As we age, our cells are less likely to express longer genes

"If you ask me, this is the main cause of systemic aging in the whole body," says co-author and molecular biologist Jan Hoeijmakers of the Erasmus University Medical Center, Rotterdam; the University of Cologne; and Oncode Institute/Princess Maxima Institute, Utrecht.

The authors span four research groups from Spain, the Netherlands, Germany, and the United States, with each group arriving at the same conclusions using different methods.

Aging is associated with changes at the molecular, cellular, and organ level -- from altered protein production to sub-optimal cell metabolism to compromised tissue architecture. These changes are thought to originate from DNA damage resulting from cumulative exposure to harmful agents such as UV radiation or reactive oxygen species generated by our own metabolism.

While a lot of research in aging has focused on specific genes that might accelerate or slow aging, investigations of exactly which genes are more susceptible to aging have revealed no clear pattern in terms of gene function. Instead, susceptibility seems to be linked to the genes' lengths.

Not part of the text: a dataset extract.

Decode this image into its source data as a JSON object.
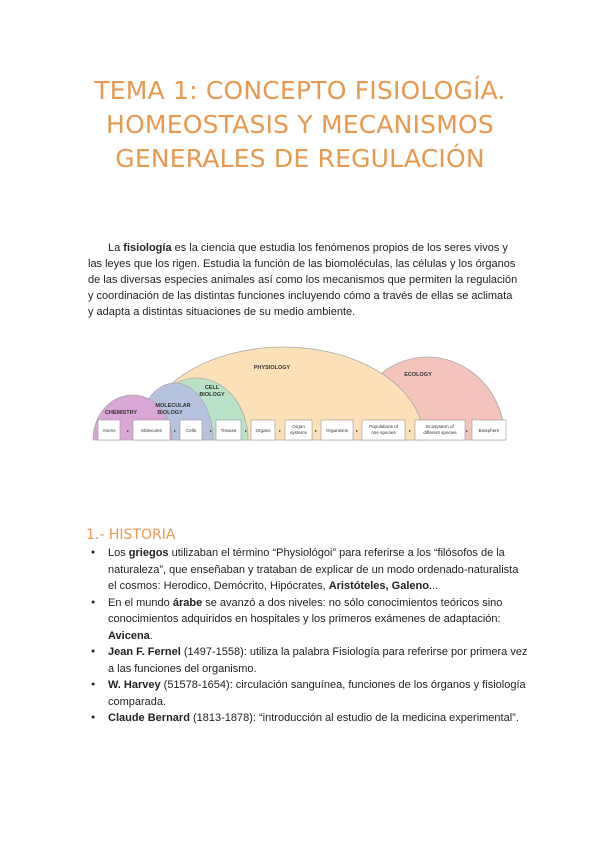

"For a long time, the aging field has been focused on genes associated with aging, but our explanation is that it is much more random -- it's a physical phenomenon related to the length of the genes and not to the specific genes involved or the function of those genes," says co-author Ander Izeta of the Biogipuzkoa Health Research Institute and Donostia University Hospital, Spain.

It essentially comes down to chance; long genes simply have more potential sites that could be damaged. The researchers compare it to a road trip -- the longer the trip, the more likely that something will go wrong. And because some cell types tend to express long genes more than others, these cells are more likely to accumulate DNA damage as they age. Cells that don't (or very rarely) divide also seem to be more susceptible compared to rapidly replicating cells because long-lived cells have more time to accumulate DNA damage and must rely on DNA repair mechanisms to fix them, whereas rapidly dividing cells tend to be short-lived.

Because neural cells are known to express particularly long genes and are also slow or non-dividing, they are especially susceptible to the phenomenon, and the researchers highlight the link between aging and neurodegeneration. Many of the genes involved in preventing protein aggregation in Alzheimer's disease are exceptionally long, and pediatric cancer patients, who are cured by DNA-damaging chemotherapy, later suffer from premature aging and neurodegeneration.

The authors speculate that damage to long genes could explain most of the features of aging because it is associated with known aging accelerants and because it can be mitigated with known anti-aging therapies, such as dietary restriction (which has been shown to limit DNA damage).

"Many different things that are known to affect aging seem to lead to this length-dependent regulation, for example, different types of irradiation, smoking, alcohol, diet, and oxidative stress," says co-author Thomas Stoeger of Northwestern University.

However, although the association between the decline in long-gene expression and aging is strong, causative evidence remains to be demonstrated. "Of course, you never know which came first, the egg or the chicken, but we can see a strong relationship between this phenomenon and many of the well-known hallmarks of aging," says Izeta.

In future studies, the researchers plan to further investigate the phenomenon's mechanism and evolutionary implications and to explore its relationship with neurodegeneration.